Beau Dick (Kwakwaka’wakw)
Red cedar, acrylic, cedar bark
Closed: 20 x 17 x 9.5″
Open: 20 x 31 x 9.5″
(Not including cedar bark)
Listen, O Tribe! This house of Born-to-be-Head-of-the-World here has been entered by the supernatural powers. Now come in! (Boas and Hunt 1906:73)
The dancer wearing the transformation mask relates the story of Siwidi, a young man who undergoes a metamorphosis of nature and appearance by his encounters with supernatural sea creatures. In the Kwakiutl legend, Siwidi was accompanied by the undersea’s attendant, killer whales, while launching into a series of adventures.
This mask represents the transformation from Siwidi to the hero of the Born-to-Be-Head-of-the-World. The outer mask is portrayed with a dark green mask-like configuration and a black mustache on a plain wooden ground; while the mask is rigged to be opened by the dancer to reveal the face of the transformed Siwidi upon a bright white background, the Born-to-Be-Head-of-the-World.

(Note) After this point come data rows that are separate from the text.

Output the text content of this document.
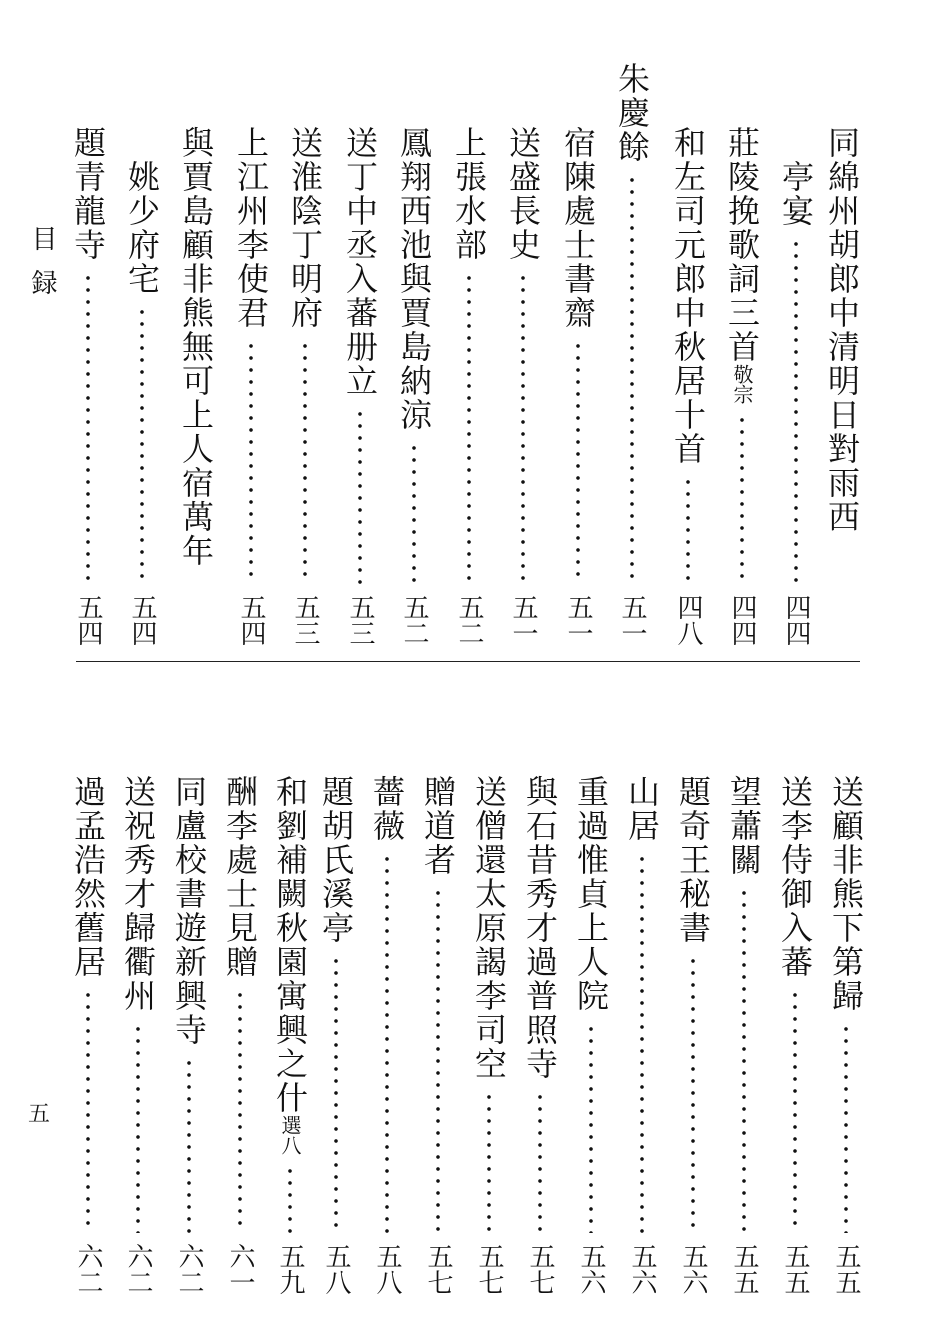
目録
五
同綿州胡郎中清明日對雨西
亭宴
四四
莊陵挽歌詞三首
敬宗
四四
和左司元郎中秋居十首
四八
朱慶餘
五一
宿陳處士書齋
五一
送盛長史
五一
上張水部
五二
鳳翔西池與賈島納涼
五二
送丁中丞入蕃册立
五三
送淮陰丁明府
五三
上江州李使君
五四
與賈島顧非熊無可上人宿萬年
姚少府宅
五四
題青龍寺
五四
送顧非熊下第歸
五五
送李侍御入蕃
五五
望蕭關
五五
題奇王秘書
五六
山居
五六
重過惟貞上人院
五六
與石昔秀才過普照寺
五七
送僧還太原謁李司空
五七
贈道者
五七
薔薇
五八
題胡氏溪亭
五八
和劉補闕秋園寓興之什
選八
五九
酬李處士見贈
六一
同盧校書遊新興寺
六二
送祝秀才歸衢州
六二
過孟浩然舊居
六二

Nowadays, it is a considerable indication of high status to contemporary performances of the dance of the undersea kingdom. When the ancestors of the Gwawa’enuxw entered Born-to-be-Head-of-the-World’s supernatural house, they passed through the mouth of a sea lion, which is the doorway to the fantastic masks and hereditary dance privileges that awaited them within.